Cette propriété en fait un composant précieux des enzymes. En revanche, si le fer s’emparait au hasard des électrons de l’organisme, les radicaux libres qui se produiraient pourraient endommager les protéines vitales, les lipides et l’ADN, détruisant les cellules ou les rendant cancéreuses.
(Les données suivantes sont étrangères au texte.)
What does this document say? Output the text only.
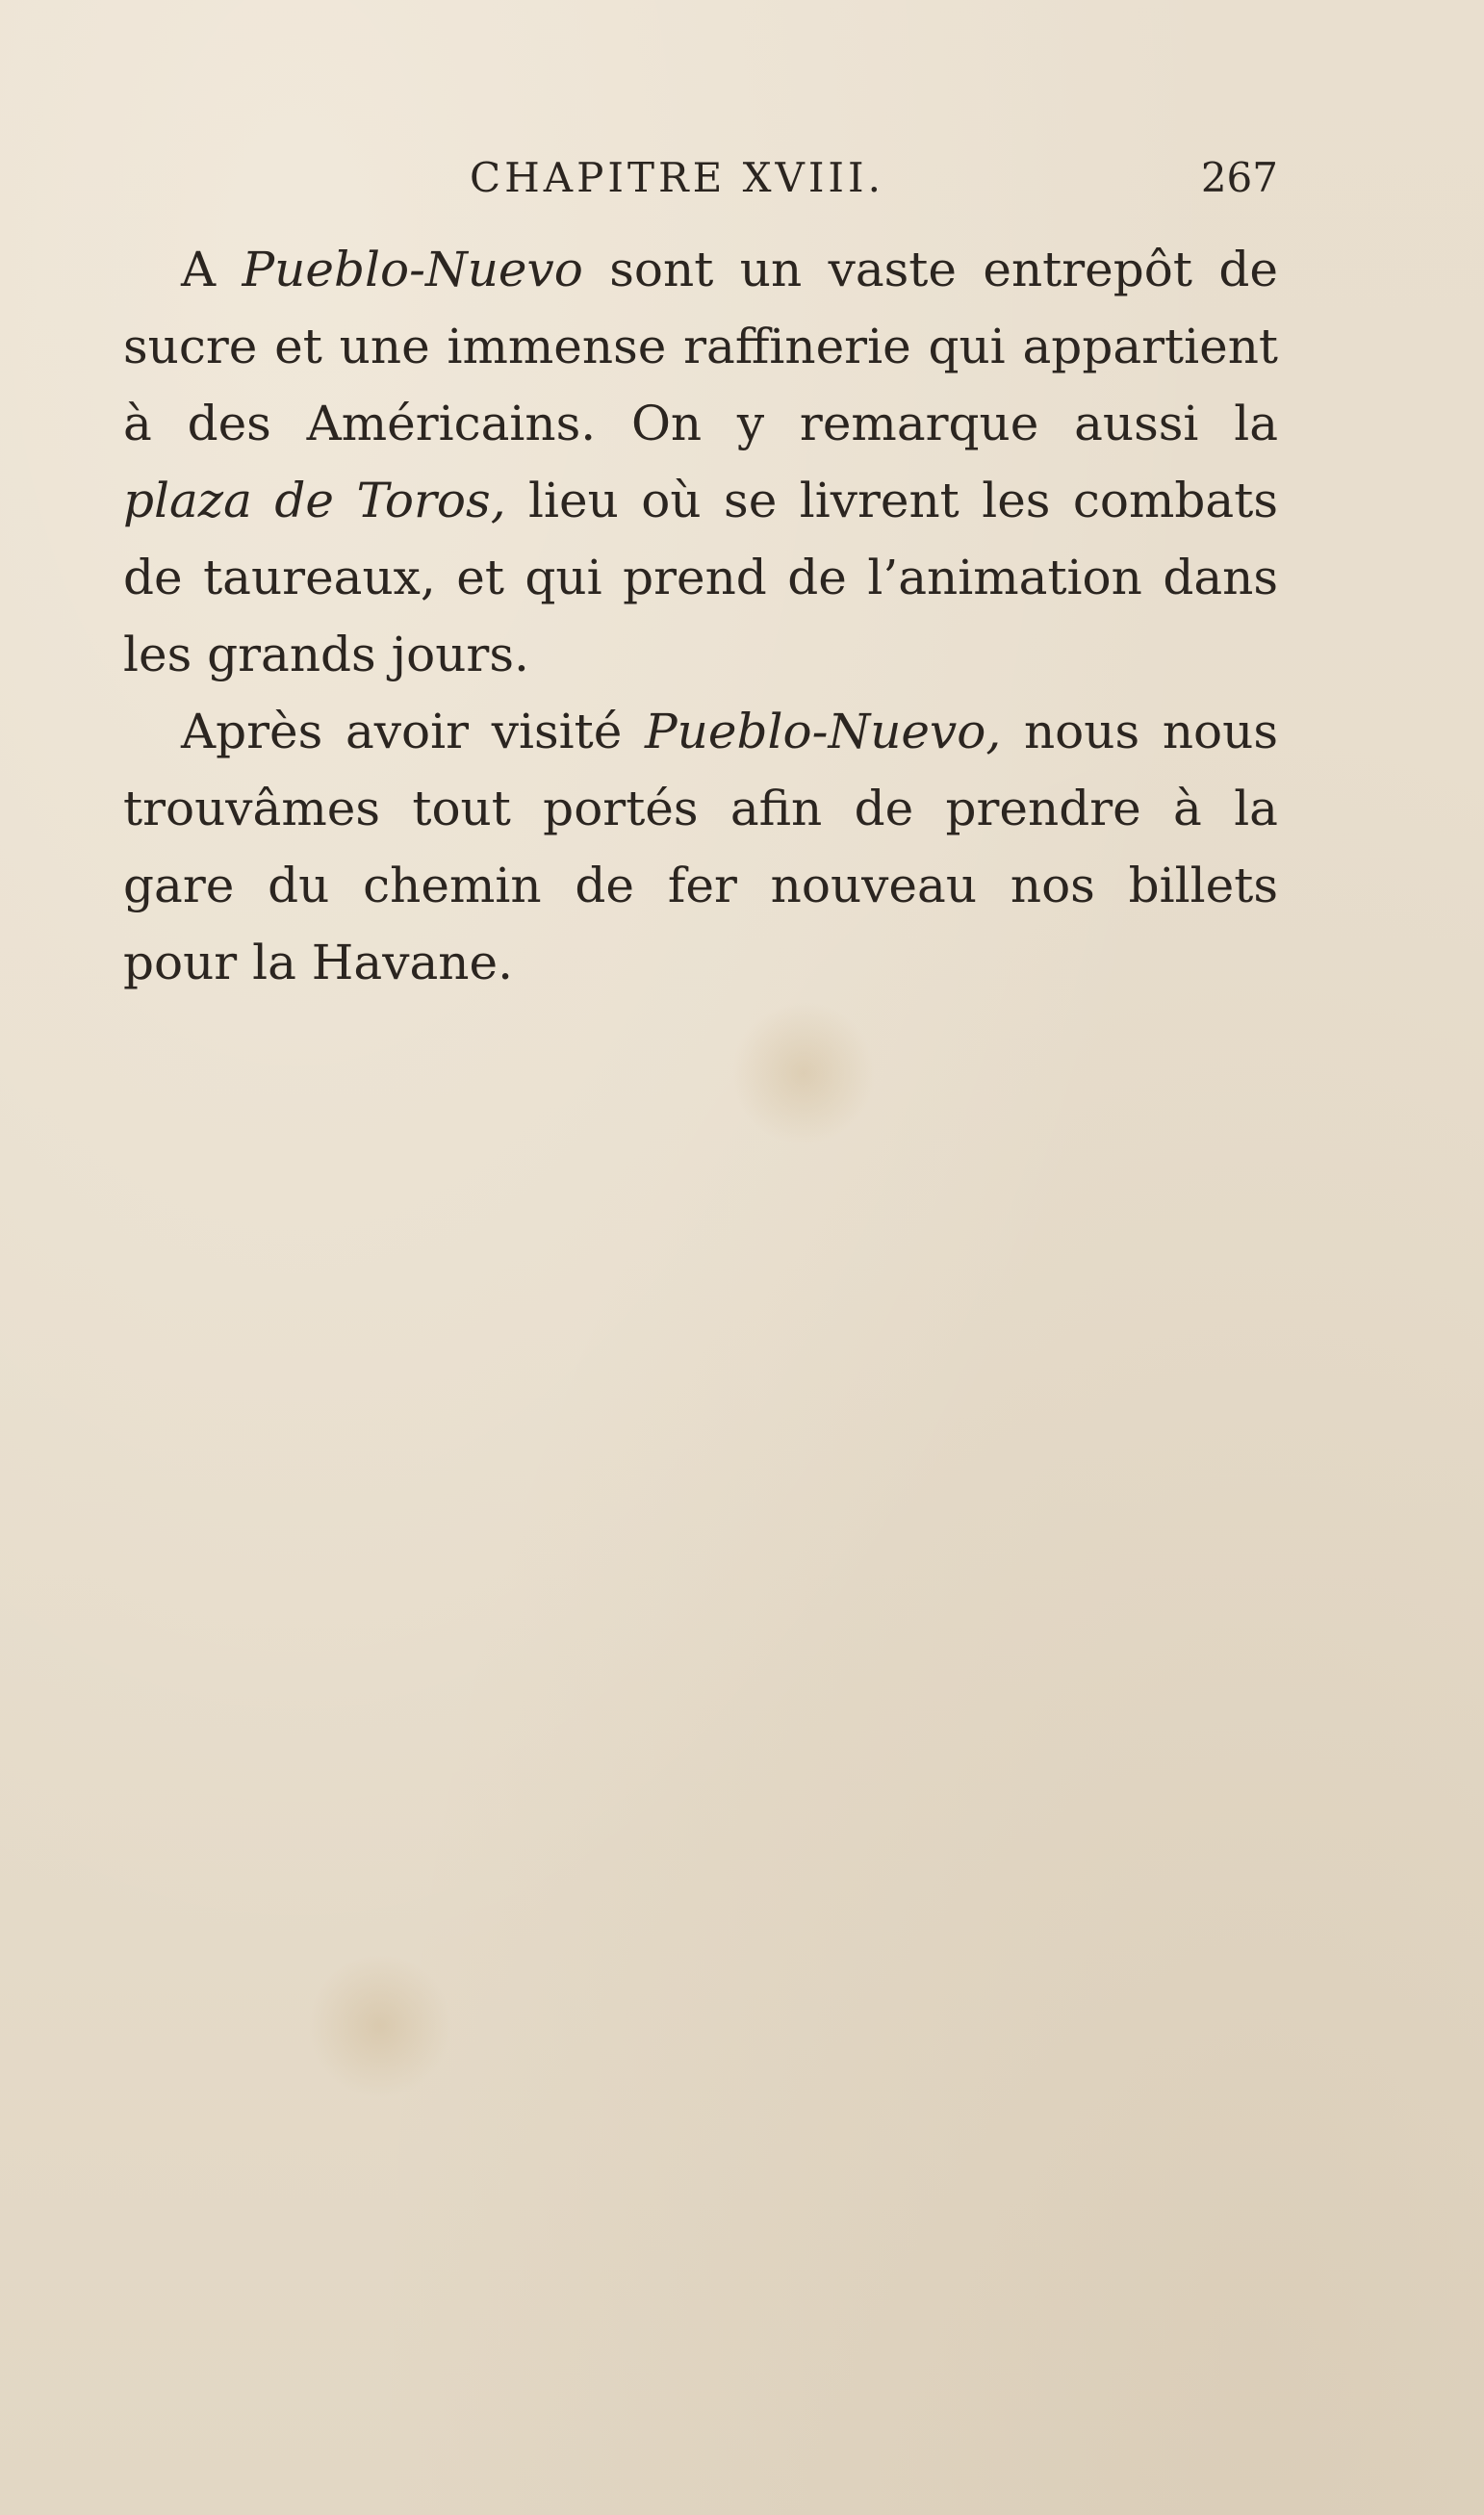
CHAPITRE XVIII.	267

A Pueblo-Nuevo sont un vaste entrepôt de sucre et une immense raffinerie qui appartient à des Américains. On y remarque aussi la plaza de Toros, lieu où se livrent les combats de taureaux, et qui prend de l’animation dans les grands jours.

Après avoir visité Pueblo-Nuevo, nous nous trouvâmes tout portés afin de prendre à la gare du chemin de fer nouveau nos billets pour la Havane.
Il est raisonnable de s’attendre à ce qu’il ait des effets oxydants sur l’organisme; il est très improbable qu’il n’en ait pas, affirme Lawrence Loeb, directeur du Laboratoire Joseph Gottstein sur le cancer, de l’Université de Washington, à Seattle.

D’autres scientifiques nord-américains reconnaissent qu’il existe de bonnes raisons théoriques pour étudier les relations entre le fer et le cancer, aussi est-il procédé à une réévaluation des effets de la déficience et de la surcharge de ce minerai dans les aliments.

Le fer est un élément largement distribué dans la nature et qui s’acquitte de fonctions vitales dans notre organisme. La plus importante est le transport de l’oxygène provenant de la respiration vers les divers tissus de l’organisme. Il assume cette fonction en se combinant avec des protéines pour former l’hémoglobine, incorporée aux cellules sanguines qui transportent l’oxygène. Il est aussi un composant de la myoglobine, responsable de la couleur rouge des muscles et du stockage dans ceux-ci de l’oxygène.